Home Finance & Economy How investors turn to equities market, FX amid OMO restriction-Analysts

How investors turn to equities market, FX amid OMO restriction-Analysts


Following the restriction on individuals from trading in the Open Market Operations (OMO), local investors now invest their funds in equities market of the Nigerian Stock Exchange (NSE) and foreign exchange market, analysts at EFG Hermes have said.

They expressed in a report that local non-banks like Pension Fund Administrators (PFAs), individuals, companies, Non-Bank Financial Intermediaries and state governments owned N7.5 trillion of the CBN bills as at September 2019 (before the CBN decision), which is equivalent to 42per cent of the total.

According to the Investment Bank, PFAs owned N2.3 trillion in CBN bills at the end of September, leaving N5.1 trillion in the hands of other local investors to be reinvested as these CBN bills mature.

The report stated that “Some of this money will go into equities, but mutual fund data for the fourth quarter of 2019 show a strong preference for fixed income in Naira and Dollar over equities.

“Money market funds alone saw inflows of N160 billion in the three months after the CBN decision on OMOs.

“We note that there were also significant flows into bond mutual funds, many of which are entirely or partly focused on fard currency paper-like Eurobonds.

“We think some locals that had been blocked from the primary OMO market from late October 2019 actually bought from foreigners in late 2019.”

The report also stated that the equity market benefited from the ban, as the market rallied strongly, with blue chips outperforming, and the all-share index up by 9.2per cent between November and January.

Analysts at EFG Hermes said that the equities rally might also have been driven by the seasonal hunt for yields by investors as blue chips usually won’t pay final dividends until March/April.

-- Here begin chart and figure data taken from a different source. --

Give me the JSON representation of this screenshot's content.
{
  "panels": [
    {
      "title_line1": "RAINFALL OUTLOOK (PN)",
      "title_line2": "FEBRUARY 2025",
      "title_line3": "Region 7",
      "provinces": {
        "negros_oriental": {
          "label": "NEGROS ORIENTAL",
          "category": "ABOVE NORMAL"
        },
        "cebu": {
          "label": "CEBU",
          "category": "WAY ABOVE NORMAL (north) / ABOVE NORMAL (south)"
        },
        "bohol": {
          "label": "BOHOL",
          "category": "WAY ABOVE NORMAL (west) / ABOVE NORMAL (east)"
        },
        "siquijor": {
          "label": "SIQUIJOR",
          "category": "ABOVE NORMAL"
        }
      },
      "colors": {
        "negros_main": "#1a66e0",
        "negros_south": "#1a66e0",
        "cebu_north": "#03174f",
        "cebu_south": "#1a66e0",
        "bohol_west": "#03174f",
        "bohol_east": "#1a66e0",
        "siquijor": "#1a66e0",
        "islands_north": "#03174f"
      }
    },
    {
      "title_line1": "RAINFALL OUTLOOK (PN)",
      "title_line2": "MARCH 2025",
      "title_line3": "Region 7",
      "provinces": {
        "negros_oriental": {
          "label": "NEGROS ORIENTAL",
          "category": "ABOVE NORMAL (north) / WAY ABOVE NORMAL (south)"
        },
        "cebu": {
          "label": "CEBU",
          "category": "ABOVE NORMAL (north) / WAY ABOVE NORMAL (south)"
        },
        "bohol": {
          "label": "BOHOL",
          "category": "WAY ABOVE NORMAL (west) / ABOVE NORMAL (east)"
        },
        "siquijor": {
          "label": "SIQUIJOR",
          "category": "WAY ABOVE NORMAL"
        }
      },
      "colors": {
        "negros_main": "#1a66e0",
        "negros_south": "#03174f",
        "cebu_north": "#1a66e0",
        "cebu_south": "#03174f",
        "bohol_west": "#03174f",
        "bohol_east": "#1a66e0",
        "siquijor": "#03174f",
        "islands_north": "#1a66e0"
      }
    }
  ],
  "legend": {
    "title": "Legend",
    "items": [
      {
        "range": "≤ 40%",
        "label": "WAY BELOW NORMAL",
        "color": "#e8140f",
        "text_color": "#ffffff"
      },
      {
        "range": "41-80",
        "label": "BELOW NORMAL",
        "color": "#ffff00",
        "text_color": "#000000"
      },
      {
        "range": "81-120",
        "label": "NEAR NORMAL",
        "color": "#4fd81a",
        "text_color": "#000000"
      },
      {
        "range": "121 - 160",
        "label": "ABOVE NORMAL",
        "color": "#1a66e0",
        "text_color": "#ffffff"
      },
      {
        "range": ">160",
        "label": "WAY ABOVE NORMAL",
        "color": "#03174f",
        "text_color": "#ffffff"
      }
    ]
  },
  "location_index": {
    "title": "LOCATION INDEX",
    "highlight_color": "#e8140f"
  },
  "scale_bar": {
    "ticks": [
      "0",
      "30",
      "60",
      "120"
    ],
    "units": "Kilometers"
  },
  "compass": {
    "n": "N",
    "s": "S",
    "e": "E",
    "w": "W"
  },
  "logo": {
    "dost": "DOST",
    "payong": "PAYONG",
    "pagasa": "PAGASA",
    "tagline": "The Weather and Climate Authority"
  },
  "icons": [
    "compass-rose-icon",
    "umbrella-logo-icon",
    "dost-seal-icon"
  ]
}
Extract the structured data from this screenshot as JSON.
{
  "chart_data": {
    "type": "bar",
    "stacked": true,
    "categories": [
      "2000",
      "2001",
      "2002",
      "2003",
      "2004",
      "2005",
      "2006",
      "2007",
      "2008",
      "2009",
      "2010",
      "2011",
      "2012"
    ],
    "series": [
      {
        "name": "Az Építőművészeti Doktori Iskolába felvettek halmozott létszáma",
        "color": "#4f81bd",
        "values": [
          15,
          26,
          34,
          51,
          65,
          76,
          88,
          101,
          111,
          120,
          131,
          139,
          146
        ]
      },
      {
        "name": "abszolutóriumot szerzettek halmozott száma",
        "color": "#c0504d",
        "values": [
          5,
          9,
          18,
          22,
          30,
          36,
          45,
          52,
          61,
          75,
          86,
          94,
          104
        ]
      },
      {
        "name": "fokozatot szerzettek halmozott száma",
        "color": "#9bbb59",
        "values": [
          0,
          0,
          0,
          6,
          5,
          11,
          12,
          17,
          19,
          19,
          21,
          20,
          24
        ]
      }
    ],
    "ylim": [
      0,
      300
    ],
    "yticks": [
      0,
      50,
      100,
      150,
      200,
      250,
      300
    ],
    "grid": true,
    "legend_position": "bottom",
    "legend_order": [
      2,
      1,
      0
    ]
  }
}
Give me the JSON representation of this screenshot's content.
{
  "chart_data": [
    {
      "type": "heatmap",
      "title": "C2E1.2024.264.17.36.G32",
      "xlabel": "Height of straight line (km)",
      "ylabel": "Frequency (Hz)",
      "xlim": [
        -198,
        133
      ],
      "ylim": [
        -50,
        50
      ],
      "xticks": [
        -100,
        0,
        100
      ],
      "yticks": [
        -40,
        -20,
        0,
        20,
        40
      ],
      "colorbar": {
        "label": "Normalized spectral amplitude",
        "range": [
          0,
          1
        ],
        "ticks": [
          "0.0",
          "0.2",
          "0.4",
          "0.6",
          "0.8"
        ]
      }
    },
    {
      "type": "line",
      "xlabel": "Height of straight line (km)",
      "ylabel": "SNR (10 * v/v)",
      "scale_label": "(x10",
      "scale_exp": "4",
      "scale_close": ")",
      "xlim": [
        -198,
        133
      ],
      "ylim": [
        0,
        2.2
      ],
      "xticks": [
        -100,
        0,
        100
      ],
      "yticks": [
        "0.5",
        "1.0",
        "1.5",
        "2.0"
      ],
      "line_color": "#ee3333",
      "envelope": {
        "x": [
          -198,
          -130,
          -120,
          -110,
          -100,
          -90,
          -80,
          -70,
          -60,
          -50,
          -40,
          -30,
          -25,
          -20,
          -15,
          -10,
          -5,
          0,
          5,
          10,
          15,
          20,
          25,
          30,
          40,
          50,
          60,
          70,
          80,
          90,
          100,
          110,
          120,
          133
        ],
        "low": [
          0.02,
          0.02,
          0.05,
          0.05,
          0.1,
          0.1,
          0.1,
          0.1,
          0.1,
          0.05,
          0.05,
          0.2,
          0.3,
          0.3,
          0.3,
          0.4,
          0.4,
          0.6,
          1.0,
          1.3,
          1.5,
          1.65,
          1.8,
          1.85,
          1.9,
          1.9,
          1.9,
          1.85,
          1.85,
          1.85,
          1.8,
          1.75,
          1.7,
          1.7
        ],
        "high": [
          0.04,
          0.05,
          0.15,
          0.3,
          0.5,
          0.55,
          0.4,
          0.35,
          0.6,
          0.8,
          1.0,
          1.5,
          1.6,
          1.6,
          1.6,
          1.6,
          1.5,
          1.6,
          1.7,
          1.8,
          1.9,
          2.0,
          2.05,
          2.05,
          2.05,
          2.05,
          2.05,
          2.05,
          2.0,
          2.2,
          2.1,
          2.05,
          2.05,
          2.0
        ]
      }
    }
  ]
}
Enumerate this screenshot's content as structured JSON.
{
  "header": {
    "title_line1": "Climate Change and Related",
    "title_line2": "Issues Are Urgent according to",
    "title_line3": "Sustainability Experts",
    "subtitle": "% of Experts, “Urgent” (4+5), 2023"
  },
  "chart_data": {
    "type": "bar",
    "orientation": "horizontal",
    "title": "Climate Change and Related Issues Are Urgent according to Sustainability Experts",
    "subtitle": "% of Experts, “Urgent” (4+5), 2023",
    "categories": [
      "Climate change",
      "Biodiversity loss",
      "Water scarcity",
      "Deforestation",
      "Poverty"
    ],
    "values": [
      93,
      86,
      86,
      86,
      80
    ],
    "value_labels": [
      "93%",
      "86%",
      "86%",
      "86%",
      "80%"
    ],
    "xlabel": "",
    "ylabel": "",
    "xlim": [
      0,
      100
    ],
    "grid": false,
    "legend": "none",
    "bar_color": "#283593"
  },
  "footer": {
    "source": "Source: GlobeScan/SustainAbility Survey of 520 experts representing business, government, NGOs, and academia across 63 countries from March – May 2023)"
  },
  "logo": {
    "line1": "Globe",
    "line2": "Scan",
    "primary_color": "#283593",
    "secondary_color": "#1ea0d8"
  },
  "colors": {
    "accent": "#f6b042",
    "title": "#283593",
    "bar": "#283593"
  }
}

Chief Research Analyst, EFG Hermes, Simon Kitchen explained that the surge in the equities market at that time coincided with the seasonal rally in Nigerian stocks ahead of the dividend season, and it is expected that the market will continue to consolidate as dividends are paid in March-April this year.

“We have looked at the performance of high-yielding stocks in the run-up to final dividend distributions over the past 10 years.

“Expectedly, we see a sustained rally in the three months before dividends are paid, though with periods of profit-taking; more surprisingly, stocks continue to perform in the weeks after the ex-dividend date, perhaps as dividends are reinvested,” Kitchen said.